Hi there, my name is Gary. I’ve been playing for somewhere around 10 years, but maybe the last 3 have been filled with frustration due to lack of speed and progress from practice. I even stopped playing for a while in there as a result.
I really like very fast metal and rock - like many here, I’m sure, it’s always been my dream to shred through any phrase imaginable, and play as cleanly as possible.
I am self-taught, and obsessed over my picking technique over and over trying to improve. I would watch Paul Gilbert videos, trying to glean what bits I could to make a difference. Ultimately, none of it mattered and I was stuck. We all know how horrible it feels.
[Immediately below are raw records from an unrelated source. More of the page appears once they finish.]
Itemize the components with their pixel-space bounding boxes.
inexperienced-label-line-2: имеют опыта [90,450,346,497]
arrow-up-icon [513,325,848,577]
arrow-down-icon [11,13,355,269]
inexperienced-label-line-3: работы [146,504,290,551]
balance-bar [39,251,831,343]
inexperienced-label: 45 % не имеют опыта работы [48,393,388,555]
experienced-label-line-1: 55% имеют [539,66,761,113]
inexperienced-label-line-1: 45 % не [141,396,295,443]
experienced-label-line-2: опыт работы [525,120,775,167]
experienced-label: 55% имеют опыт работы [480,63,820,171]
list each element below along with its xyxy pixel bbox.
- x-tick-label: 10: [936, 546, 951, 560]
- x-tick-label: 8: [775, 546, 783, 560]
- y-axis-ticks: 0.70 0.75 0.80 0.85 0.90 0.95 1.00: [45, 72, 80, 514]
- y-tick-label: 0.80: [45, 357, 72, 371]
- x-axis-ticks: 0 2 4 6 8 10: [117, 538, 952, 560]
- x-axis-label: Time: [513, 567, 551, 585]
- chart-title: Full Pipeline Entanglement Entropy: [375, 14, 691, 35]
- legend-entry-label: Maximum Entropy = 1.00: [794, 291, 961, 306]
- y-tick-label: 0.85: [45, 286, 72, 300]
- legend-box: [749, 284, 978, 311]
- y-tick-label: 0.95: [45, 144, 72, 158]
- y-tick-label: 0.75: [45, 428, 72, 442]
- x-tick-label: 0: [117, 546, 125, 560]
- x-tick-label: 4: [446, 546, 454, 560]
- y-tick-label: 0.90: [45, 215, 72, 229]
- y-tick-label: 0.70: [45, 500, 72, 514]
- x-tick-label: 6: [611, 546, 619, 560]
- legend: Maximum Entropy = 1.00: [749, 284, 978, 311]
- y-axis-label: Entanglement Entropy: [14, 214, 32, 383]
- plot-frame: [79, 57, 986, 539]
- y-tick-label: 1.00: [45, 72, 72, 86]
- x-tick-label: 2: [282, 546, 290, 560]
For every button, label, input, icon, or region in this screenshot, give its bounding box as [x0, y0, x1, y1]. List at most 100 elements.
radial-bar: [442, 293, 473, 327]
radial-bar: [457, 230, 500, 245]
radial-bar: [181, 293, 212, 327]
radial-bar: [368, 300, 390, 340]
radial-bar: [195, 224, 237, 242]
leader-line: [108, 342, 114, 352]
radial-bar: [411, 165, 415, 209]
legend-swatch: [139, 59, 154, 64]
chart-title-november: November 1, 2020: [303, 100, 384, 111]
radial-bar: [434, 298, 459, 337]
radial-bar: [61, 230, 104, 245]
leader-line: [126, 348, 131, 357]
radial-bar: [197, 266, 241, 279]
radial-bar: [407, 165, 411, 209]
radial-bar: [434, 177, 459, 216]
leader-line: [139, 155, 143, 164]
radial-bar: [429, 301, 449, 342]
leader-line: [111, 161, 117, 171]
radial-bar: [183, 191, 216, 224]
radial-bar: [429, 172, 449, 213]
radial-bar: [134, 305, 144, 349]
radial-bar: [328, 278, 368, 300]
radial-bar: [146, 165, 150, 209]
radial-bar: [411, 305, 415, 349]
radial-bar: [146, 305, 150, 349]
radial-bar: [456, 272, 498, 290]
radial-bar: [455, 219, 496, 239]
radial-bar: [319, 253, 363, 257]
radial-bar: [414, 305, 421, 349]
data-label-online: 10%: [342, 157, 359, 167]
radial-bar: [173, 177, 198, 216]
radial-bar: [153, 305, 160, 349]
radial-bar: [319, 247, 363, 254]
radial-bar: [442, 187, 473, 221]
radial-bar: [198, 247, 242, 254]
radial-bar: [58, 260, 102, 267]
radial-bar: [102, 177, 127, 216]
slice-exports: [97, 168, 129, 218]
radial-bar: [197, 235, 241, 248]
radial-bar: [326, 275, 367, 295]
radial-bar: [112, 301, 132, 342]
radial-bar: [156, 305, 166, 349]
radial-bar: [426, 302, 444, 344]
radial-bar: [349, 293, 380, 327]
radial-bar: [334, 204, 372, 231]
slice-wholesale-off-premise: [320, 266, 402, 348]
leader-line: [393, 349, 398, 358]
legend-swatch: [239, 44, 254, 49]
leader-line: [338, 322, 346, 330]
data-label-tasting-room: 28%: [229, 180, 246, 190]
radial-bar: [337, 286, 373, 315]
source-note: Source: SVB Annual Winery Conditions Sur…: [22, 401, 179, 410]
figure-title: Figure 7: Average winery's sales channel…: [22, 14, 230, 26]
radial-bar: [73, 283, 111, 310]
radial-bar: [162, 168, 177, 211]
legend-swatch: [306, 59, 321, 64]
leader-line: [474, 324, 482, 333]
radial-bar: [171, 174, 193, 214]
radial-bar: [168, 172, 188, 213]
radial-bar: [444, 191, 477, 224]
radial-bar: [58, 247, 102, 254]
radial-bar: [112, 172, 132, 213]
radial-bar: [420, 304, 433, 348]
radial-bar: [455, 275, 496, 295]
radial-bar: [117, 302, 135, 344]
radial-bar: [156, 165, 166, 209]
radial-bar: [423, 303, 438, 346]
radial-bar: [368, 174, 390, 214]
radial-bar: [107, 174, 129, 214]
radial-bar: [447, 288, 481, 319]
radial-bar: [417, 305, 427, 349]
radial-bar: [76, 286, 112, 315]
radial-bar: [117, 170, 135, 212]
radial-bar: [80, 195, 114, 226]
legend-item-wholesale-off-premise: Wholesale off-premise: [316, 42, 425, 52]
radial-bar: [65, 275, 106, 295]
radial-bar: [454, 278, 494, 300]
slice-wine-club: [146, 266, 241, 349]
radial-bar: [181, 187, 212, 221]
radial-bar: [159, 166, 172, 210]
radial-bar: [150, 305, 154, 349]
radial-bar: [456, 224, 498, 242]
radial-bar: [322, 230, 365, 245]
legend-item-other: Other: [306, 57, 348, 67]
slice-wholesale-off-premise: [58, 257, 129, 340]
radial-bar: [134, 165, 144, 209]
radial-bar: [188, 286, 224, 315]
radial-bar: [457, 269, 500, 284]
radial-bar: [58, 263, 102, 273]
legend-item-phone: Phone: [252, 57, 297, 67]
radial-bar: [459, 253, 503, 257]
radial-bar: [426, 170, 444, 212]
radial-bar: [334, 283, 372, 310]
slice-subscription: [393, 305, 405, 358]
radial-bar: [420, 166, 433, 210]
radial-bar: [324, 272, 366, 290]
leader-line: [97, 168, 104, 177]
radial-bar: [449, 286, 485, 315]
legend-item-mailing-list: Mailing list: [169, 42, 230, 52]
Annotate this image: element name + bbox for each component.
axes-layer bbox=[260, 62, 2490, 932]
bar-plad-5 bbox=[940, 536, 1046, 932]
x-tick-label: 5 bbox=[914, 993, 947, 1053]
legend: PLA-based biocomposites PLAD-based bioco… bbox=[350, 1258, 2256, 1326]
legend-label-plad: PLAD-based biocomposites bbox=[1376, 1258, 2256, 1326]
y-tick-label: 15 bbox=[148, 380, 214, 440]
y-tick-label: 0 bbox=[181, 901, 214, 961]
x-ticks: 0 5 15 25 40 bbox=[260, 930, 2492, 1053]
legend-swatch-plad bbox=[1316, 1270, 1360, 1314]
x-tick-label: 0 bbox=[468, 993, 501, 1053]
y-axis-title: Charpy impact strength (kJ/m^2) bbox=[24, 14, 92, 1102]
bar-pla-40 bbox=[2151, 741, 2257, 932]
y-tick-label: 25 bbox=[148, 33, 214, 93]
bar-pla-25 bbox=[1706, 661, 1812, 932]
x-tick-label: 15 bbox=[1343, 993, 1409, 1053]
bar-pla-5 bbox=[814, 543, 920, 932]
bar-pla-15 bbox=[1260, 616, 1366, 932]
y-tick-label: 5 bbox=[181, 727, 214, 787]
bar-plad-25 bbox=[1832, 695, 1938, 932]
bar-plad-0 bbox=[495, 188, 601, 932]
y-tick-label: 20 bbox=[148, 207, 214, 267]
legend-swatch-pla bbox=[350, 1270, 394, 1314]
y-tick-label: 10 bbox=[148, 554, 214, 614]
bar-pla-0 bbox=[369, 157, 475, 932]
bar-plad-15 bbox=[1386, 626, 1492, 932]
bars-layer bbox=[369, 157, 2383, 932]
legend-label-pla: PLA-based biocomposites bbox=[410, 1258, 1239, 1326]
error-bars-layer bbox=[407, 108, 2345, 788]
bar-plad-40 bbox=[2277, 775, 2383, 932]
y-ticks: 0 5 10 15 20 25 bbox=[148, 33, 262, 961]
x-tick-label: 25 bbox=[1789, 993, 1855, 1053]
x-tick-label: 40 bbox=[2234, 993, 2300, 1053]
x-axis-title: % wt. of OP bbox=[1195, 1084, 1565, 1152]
After discovering this excellent investigation, I have realized I deliberately kept my pick in a relatively no-slant orientation, and would never have given swiping a chance thinking it was “wrong”. Basically, I imprisoned my pick without even realizing I was doing it. Bummer. I thought I was using perfect technique and it was a matter of time…
The primer hit me like a truck. Pickslanting - what a powerful factor that /must/ be exercised to attain speed in a consistent fashion! It immediately made me more comfortable on phrases I could already play, just by /letting/ myself downslant and then rotate my wrist for downstroke escapes!!! Elation.
However, I think I’ve learned something more useful along the way - and that is to experiment, and take what actually works away. Physical motions are notoriously hard to do consciously, let alone describe. The book “the inner game of tennis” explores this at a much less scientific level, but resonates extremely well with this content. Physical motion/technique coaching, in my opinion, is a tricky area that cannot achieve consistent results for every individual without approaches like those taken here.
I was trapped by an idea of what fast playing looked like, and felt like. Turns out, I was as far off as I could be. By closing my mind off, I robbed myself of any ability to free my hands to explore better ways of doing things.
Thank you for creating this content, and enabling me to foster a mentality that can drive real progress, instead of banging my head against a wall hoping for things to magically come together.
The best moments in life are realizing how utterly lost you were before, and how well equipped you are to adapt to situations to come! What a time to be alive.